Mr Yang Zhou, Senior Research Engineer, School of Computing and Information Systems
As a researcher of large language models of code and software ecosystems in tooling and analytics, Yang Zhou wants to use Artificial Intelligence (AI) to make life easier for software developers. “Think of these AI models as really smart assistants that help developers write, fix, and understand code. I'm trying to make these AI tools better, safer, and easier for developers to use every day,” he said.
He has published 20 papers on software engineering and cybersecurity, and also received first place in the ACM Student Research Competition at the 46th International Conference on Software Engineering for a paper entitled ‘Classifying Source Code: How Far Can Compressor-based Classifiers Go?’ The research found, significantly, that simple traditional methods can outperform heavyweight and energy-demanding AI models, helping developers boost productivity.
Yang Zhou has also been acknowledged with the Distinguished Reviewer award at the 15th Asia-Pacific Symposium on Internetware. He is supervised by OUB Chair Professor of Computer Science David Lo, and showcases his team’s research at academic conferences.
“SMU is very reputable in the software engineering research community and people like to work with us!” he said. “Building effective research networks requires a willingness to share ideas. I actively engage in discussions to connect with peers and grow future collaboration opportunities.”
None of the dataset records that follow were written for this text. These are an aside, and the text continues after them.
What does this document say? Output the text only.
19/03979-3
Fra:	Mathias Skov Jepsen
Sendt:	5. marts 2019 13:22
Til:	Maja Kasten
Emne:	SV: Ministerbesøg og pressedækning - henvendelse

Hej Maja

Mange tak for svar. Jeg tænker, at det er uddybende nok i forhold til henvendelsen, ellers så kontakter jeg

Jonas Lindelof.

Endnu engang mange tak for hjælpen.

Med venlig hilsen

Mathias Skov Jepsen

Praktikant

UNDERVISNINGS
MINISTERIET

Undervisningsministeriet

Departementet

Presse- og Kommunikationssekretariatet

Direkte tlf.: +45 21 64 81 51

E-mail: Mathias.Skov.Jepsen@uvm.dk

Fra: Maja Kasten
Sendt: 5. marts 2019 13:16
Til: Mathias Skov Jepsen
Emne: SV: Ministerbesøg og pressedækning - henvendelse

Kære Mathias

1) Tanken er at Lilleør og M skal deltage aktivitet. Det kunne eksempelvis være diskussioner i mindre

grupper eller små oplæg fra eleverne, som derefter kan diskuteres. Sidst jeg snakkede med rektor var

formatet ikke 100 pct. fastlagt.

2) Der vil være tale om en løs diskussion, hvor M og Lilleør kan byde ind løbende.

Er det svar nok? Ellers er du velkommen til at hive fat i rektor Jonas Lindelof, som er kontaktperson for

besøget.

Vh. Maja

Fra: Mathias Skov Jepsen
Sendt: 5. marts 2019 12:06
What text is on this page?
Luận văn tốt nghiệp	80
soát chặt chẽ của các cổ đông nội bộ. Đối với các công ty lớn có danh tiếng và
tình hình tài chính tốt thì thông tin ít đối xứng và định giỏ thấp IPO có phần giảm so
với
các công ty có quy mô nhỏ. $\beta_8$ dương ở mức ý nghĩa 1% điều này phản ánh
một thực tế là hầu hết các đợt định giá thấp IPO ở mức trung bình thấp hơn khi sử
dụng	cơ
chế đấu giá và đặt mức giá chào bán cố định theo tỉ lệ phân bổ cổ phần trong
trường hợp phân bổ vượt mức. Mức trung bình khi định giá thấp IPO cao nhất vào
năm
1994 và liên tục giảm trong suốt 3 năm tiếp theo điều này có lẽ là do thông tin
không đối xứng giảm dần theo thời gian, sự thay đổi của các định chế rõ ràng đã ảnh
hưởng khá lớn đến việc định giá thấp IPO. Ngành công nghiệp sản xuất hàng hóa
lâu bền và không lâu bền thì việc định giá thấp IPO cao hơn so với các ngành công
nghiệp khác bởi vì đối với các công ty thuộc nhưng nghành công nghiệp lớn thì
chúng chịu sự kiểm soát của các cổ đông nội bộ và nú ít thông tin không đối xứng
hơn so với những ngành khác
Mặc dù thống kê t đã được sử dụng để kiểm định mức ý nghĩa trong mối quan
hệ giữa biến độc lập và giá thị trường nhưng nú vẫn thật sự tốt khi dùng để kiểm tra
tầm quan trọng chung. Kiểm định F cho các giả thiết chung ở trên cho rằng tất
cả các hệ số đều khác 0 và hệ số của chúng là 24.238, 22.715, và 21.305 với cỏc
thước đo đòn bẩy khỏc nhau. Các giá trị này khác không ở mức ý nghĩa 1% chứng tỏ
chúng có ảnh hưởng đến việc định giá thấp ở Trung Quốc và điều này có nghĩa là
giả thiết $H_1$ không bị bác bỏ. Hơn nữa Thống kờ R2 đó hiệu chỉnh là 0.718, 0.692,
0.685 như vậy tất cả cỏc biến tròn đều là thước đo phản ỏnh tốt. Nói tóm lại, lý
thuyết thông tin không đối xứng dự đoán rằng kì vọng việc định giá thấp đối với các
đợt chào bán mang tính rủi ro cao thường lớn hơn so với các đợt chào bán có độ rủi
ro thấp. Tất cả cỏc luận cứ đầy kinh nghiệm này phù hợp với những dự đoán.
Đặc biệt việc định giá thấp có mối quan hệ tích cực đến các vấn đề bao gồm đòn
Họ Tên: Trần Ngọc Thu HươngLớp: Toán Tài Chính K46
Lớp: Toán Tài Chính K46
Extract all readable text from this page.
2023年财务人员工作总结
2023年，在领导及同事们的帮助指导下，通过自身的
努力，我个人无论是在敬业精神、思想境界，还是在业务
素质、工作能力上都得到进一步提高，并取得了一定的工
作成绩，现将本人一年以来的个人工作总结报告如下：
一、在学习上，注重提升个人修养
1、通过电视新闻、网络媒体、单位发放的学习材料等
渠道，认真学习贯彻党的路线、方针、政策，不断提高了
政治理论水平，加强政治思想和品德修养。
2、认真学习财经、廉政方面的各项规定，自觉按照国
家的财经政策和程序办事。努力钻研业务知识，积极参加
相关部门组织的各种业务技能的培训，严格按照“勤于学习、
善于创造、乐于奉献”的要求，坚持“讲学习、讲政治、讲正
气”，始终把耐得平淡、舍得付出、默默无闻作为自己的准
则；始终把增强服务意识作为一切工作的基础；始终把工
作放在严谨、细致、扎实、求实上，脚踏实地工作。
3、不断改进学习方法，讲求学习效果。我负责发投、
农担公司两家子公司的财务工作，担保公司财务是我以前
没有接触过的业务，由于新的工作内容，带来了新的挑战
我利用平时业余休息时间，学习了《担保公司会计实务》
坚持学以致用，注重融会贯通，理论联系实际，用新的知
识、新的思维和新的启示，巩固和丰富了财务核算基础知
Dr Panchali Guha, Senior Research Fellow, School of Social Sciences
As part of the project ‘Shaping Public Adaptive Capacity for Environmental Infectious Diseases (SPACE)’ supported by the NRF, Panchali Guha studies how adaptive strategies can be designed to manage endemic infectious diseases, such as dengue. The project involves many university teams, and SMU is taking the lead to deliver a public policy work package. Panchali works closely with Professor Ishani Mukherjee on how communities engage with disease mitigation policies.
What drives her is her interest in the behavioural motivations of policy targets and how they affect responses to government policies. In the SPACE project, for example, she is intrigued by how people’s underlying motivations for mosquito control affect their behavioural responses to the ‘dialling up’ or ‘dialling down’ of different types of mosquito control policies.
She also has a deep interest in education policy, Her public policy PhD dissertation was on school-based management, and she taught an elective course on global education policy at SMU this semester. Next year, she is teaching an elective on Policy Design and Analysis in 2025 and hopes to have more exposure to writing research grant applications in the future.